В тот день мне хотелось только быть как они, летать как они. И я едва сумела сдержать слезы.
Сегодня – не сумела.
Мир вдруг стал слишком большим, слишком полным людей, звуков. Ноги вдруг ослабели; пришлось опереться о парапет. Из глаз, обжигая шрамы, покатились слезы.
Я, должно быть, выглядела идиоткой. Сэл Какофония рыдала, как малявка, при виде кучки до хера понтовых попугаев.
Жаль, что я не могу сказать тебе, почему так вышло.
Однако никто ничего не заметил. Когда крикаи со своими всадниками, пролетев над крышами, скрылись из виду, люди вернулись к привычным занятиям – быть потрясающими и счастливыми. Они не видели, как я смотрела в небеса и шептала.
– Эрес ва атали.
Я вытерла глаза, запахнула плащ плотнее. Сэл Какофония не льет слезы. Сэл Какофония берется за сраное дело.
Мне были нужны ответы. И выпивка.
К счастью, я знала, где найти хотя бы одно.
42
Последнесвет
Если хочешь научиться у меня любым трем вещам, вот они.
Ты никогда не узнаешь человека, пока не увидишь его в гневе. Никогда не узнаешь оружия, пока оно тебя не подведет. И никогда не узнаешь город, пока не сядет солнце.
Большинство фригольдов – в которых богатство еще не заглушило зов разума – укладывается спать с наступлением ночи. Гасит огни, чтобы не привлекать хищников. Запирает ворота, чтобы не впускать бандитов. Люди там спят тревожно, урывками, готовые проснуться и бежать.

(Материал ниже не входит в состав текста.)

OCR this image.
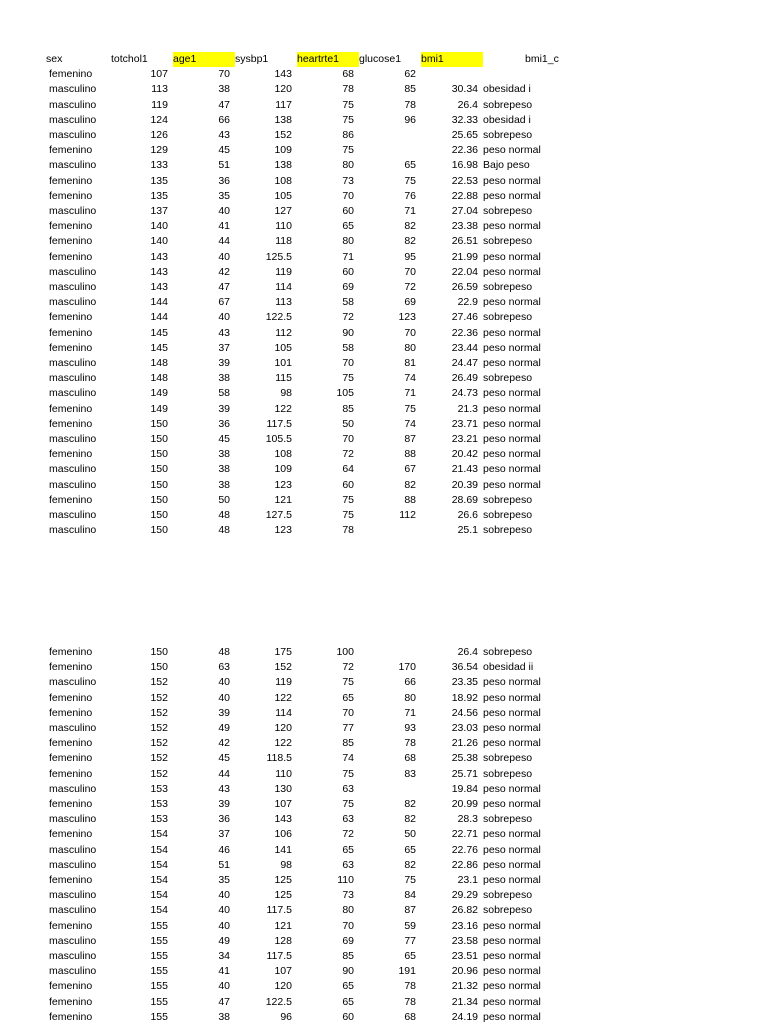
sex	totchol1	age1	sysbp1	heartrte1	glucose1	bmi1	bmi1_c
femenino	107	70	143	68	62		
masculino	113	38	120	78	85	30.34	obesidad i
masculino	119	47	117	75	78	26.4	sobrepeso
masculino	124	66	138	75	96	32.33	obesidad i
masculino	126	43	152	86		25.65	sobrepeso
femenino	129	45	109	75		22.36	peso normal
masculino	133	51	138	80	65	16.98	Bajo peso
femenino	135	36	108	73	75	22.53	peso normal
femenino	135	35	105	70	76	22.88	peso normal
masculino	137	40	127	60	71	27.04	sobrepeso
femenino	140	41	110	65	82	23.38	peso normal
femenino	140	44	118	80	82	26.51	sobrepeso
femenino	143	40	125.5	71	95	21.99	peso normal
masculino	143	42	119	60	70	22.04	peso normal
masculino	143	47	114	69	72	26.59	sobrepeso
masculino	144	67	113	58	69	22.9	peso normal
femenino	144	40	122.5	72	123	27.46	sobrepeso
femenino	145	43	112	90	70	22.36	peso normal
femenino	145	37	105	58	80	23.44	peso normal
masculino	148	39	101	70	81	24.47	peso normal
masculino	148	38	115	75	74	26.49	sobrepeso
masculino	149	58	98	105	71	24.73	peso normal
femenino	149	39	122	85	75	21.3	peso normal
femenino	150	36	117.5	50	74	23.71	peso normal
masculino	150	45	105.5	70	87	23.21	peso normal
femenino	150	38	108	72	88	20.42	peso normal
masculino	150	38	109	64	67	21.43	peso normal
masculino	150	38	123	60	82	20.39	peso normal
femenino	150	50	121	75	88	28.69	sobrepeso
masculino	150	48	127.5	75	112	26.6	sobrepeso
masculino	150	48	123	78		25.1	sobrepeso
femenino	150	48	175	100		26.4	sobrepeso
femenino	150	63	152	72	170	36.54	obesidad ii
masculino	152	40	119	75	66	23.35	peso normal
femenino	152	40	122	65	80	18.92	peso normal
femenino	152	39	114	70	71	24.56	peso normal
masculino	152	49	120	77	93	23.03	peso normal
femenino	152	42	122	85	78	21.26	peso normal
femenino	152	45	118.5	74	68	25.38	sobrepeso
femenino	152	44	110	75	83	25.71	sobrepeso
masculino	153	43	130	63		19.84	peso normal
femenino	153	39	107	75	82	20.99	peso normal
masculino	153	36	143	63	82	28.3	sobrepeso
femenino	154	37	106	72	50	22.71	peso normal
masculino	154	46	141	65	65	22.76	peso normal
masculino	154	51	98	63	82	22.86	peso normal
femenino	154	35	125	110	75	23.1	peso normal
masculino	154	40	125	73	84	29.29	sobrepeso
masculino	154	40	117.5	80	87	26.82	sobrepeso
femenino	155	40	121	70	59	23.16	peso normal
masculino	155	49	128	69	77	23.58	peso normal
masculino	155	34	117.5	85	65	23.51	peso normal
masculino	155	41	107	90	191	20.96	peso normal
femenino	155	40	120	65	78	21.32	peso normal
femenino	155	47	122.5	65	78	21.34	peso normal
femenino	155	38	96	60	68	24.19	peso normal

Но Последнесвет с наступлением ночи открывал глаза.
Его изящные жители становились распутными, сменяли вино на виски, песни на смех. В вычурных лавчонках торговали уже не вазочками и шарфами, а дорогой алхимией и опасным оружием. И Последнесвету не нужны были ни луна, ни звезды. Зачем, когда есть собственные.
Фонари подсвечивали небо. Я пробиралась по шумным переулкам. Люди, которые прежде меня не замечали, вдруг обратили внимание на забредшую к ним татуированную искательницу приключений.

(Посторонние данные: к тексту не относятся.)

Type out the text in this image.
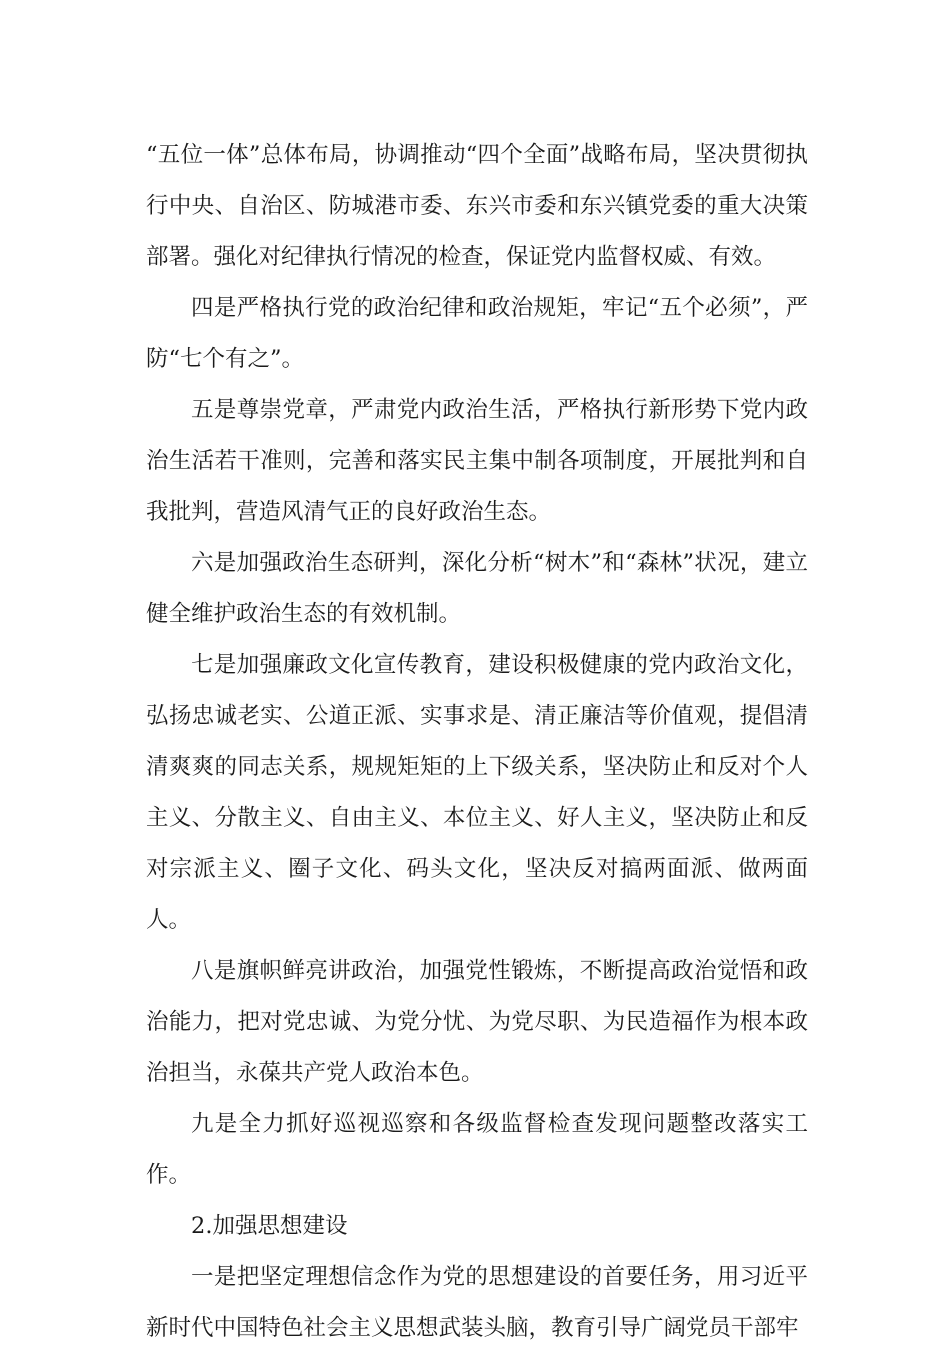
“五位一体”总体布局，协调推动“四个全面”战略布局，坚决贯彻执行中央、自治区、防城港市委、东兴市委和东兴镇党委的重大决策部署。强化对纪律执行情况的检查，保证党内监督权威、有效。

四是严格执行党的政治纪律和政治规矩，牢记“五个必须”，严防“七个有之”。

五是尊崇党章，严肃党内政治生活，严格执行新形势下党内政治生活若干准则，完善和落实民主集中制各项制度，开展批判和自我批判，营造风清气正的良好政治生态。

六是加强政治生态研判，深化分析“树木”和“森林”状况，建立健全维护政治生态的有效机制。

七是加强廉政文化宣传教育，建设积极健康的党内政治文化，弘扬忠诚老实、公道正派、实事求是、清正廉洁等价值观，提倡清清爽爽的同志关系，规规矩矩的上下级关系，坚决防止和反对个人主义、分散主义、自由主义、本位主义、好人主义，坚决防止和反对宗派主义、圈子文化、码头文化，坚决反对搞两面派、做两面人。

八是旗帜鲜亮讲政治，加强党性锻炼，不断提高政治觉悟和政治能力，把对党忠诚、为党分忧、为党尽职、为民造福作为根本政治担当，永葆共产党人政治本色。

九是全力抓好巡视巡察和各级监督检查发现问题整改落实工作。

2.加强思想建设

一是把坚定理想信念作为党的思想建设的首要任务，用习近平新时代中国特色社会主义思想武装头脑，教育引导广阔党员干部牢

– Ну и ну, госпожа, – подала голос одна такая, шагнув ко мне и слегка наклонившись вперед. – Ну вы даете.
– Ну это вы даете, – парировала я с усмешкой.
Женщина протянула руку, и я ее взяла – хотя бы для того, чтобы не дать ей улететь головой вниз в канал.
– В порядке, госпожа?
– О да! – хихикнула она на имперском диалекте. – Чего не сказать о вас, верно, дорогая? – Ее глаза скользнули по мне любопытным взглядом, загораясь при виде каждого рубца на моей коже. – Боже ты мой. Бывали в Шраме, не так ли?
– О да.
– И выжили?
Я слегка ухмыльнулась.
– О да-а.
– Как волнующе! – охнула женщина. – У нас тут бывают только торговцы со своими головорезами, а что они видят захватывающего, кроме грязи на тракте. А встретить искателя приключений так, – ее взгляд спустился ниже, к моему, как я предпочла думать, револьверу, – опасно.
Она взяла меня за руку, пробежала пальцами по татуировкам.
– О, где же вам их нанесли? Что они означают? – Ее внимание было столь же мимолетно, сколь касание. Она нашла на запястье шрам. – Что за зверь это сотворил? – Она вскинула руку, нашла другой на моем боку, вздрогнула. – А это?
– Катама – в ответ на первый вопрос. – От прикосновений шрамы закололо, и я невольно отступила на шаг. Хотя она была очаровательной – как щенок, напрудивший на пол, – но трогать шрамы я позволяю немногим. – Остальное – долгая история.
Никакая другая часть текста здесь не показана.